Wichtige Anbauregionen
Huila
Im Süden Kolumbiens, die wichtigste Specialty-Region des Landes. Vulkanische Böden und Höhenlagen von 1.500–2.000 m ergeben Kaffees mit lebendiger Säure, Karamellsüße und fruchtigen Noten.
Nariño
Nahe der ecuadorianischen Grenze, eine der höchsten Anbauregionen (bis 2.300 m). Extreme Höhe und intensive Sonneneinstrahlung ergeben komplexe, intensive Kaffees mit tropischer Fruchtigkeit.
Antioquia / Eje Cafetero
Die traditionelle Kaffeezone — UNESCO-Weltkulturerbe. Hier liegt das kulturelle Herz des kolumbianischen Kaffees. Klassisch mild, nussig, schokoladig.
Tolima
Aufstrebende Region mit wachsendem Specialty-Potenzial. Komplexe, fruchtige Profile, ähnlich wie Huila.
Besonderheiten Kolumbiens
- Ganzjährige Ernte: Durch die Lage am Äquator gibt es zwei Ernteperioden (Haupternte und Mitaca/Traviesa)

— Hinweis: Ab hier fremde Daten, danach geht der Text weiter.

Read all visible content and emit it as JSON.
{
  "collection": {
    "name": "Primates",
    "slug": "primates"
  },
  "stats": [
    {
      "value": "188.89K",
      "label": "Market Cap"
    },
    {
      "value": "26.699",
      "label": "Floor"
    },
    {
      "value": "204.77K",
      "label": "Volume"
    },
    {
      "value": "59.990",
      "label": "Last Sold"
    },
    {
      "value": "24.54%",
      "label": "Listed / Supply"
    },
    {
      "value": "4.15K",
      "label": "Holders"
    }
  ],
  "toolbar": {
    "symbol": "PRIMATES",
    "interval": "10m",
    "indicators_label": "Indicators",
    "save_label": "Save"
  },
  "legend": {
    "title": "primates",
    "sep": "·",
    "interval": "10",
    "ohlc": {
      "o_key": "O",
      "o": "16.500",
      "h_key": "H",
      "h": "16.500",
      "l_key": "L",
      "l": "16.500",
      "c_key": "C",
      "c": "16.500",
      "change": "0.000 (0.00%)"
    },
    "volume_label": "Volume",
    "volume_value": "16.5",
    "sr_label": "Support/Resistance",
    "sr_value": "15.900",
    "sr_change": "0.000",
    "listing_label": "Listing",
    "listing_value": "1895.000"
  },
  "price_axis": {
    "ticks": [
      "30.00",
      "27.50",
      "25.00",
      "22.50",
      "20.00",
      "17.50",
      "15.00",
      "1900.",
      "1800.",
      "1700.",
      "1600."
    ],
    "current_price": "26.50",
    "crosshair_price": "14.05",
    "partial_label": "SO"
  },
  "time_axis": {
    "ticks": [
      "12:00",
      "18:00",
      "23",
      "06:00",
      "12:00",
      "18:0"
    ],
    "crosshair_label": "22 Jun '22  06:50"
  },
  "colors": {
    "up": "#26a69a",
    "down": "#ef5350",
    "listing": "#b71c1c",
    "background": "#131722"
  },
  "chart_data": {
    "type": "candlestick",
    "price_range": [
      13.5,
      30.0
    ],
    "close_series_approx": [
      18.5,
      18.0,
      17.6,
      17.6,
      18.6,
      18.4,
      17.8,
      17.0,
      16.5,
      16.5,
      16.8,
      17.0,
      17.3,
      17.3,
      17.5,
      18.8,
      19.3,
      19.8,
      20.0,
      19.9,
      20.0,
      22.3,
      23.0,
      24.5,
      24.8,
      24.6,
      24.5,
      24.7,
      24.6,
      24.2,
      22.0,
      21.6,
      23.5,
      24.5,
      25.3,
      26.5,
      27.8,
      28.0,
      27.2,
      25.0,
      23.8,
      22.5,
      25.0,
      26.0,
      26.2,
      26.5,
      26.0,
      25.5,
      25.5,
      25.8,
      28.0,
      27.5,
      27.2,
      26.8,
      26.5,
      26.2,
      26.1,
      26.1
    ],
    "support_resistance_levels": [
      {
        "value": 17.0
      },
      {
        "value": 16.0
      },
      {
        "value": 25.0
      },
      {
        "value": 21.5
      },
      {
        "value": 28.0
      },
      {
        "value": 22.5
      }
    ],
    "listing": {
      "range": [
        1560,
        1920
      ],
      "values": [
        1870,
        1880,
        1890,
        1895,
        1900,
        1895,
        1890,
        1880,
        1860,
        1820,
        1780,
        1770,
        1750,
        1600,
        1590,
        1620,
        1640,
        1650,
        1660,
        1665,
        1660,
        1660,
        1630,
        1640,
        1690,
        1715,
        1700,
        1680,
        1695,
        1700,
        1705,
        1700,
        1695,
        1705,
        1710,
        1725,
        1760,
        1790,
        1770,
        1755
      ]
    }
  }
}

- FNC: Die Federación Nacional de Cafeteros vertritt über 500.000 Kaffeefamilien und hat mit Juan Valdez eine der bekanntesten Kaffeemarken der Welt geschaffen
- Kleinbauern: 96 % des kolumbianischen Kaffees wird auf Farmen unter 5 Hektar produziert
- Varietäten: Castillo (rostresistent, zunehmend gute Qualität), Caturra, Colombia, Typica, Bourbon, zunehmend auch Geisha
Geschmacksprofil
Kolumbianische Kaffees sind oft der Inbegriff von Ausgewogenheit: mittlerer Körper, angenehme Säure, Noten von Karamell, braunem Zucker und Nuss. Die besten Lots aus Huila und Nariño können aber auch extrem komplex und fruchtig sein.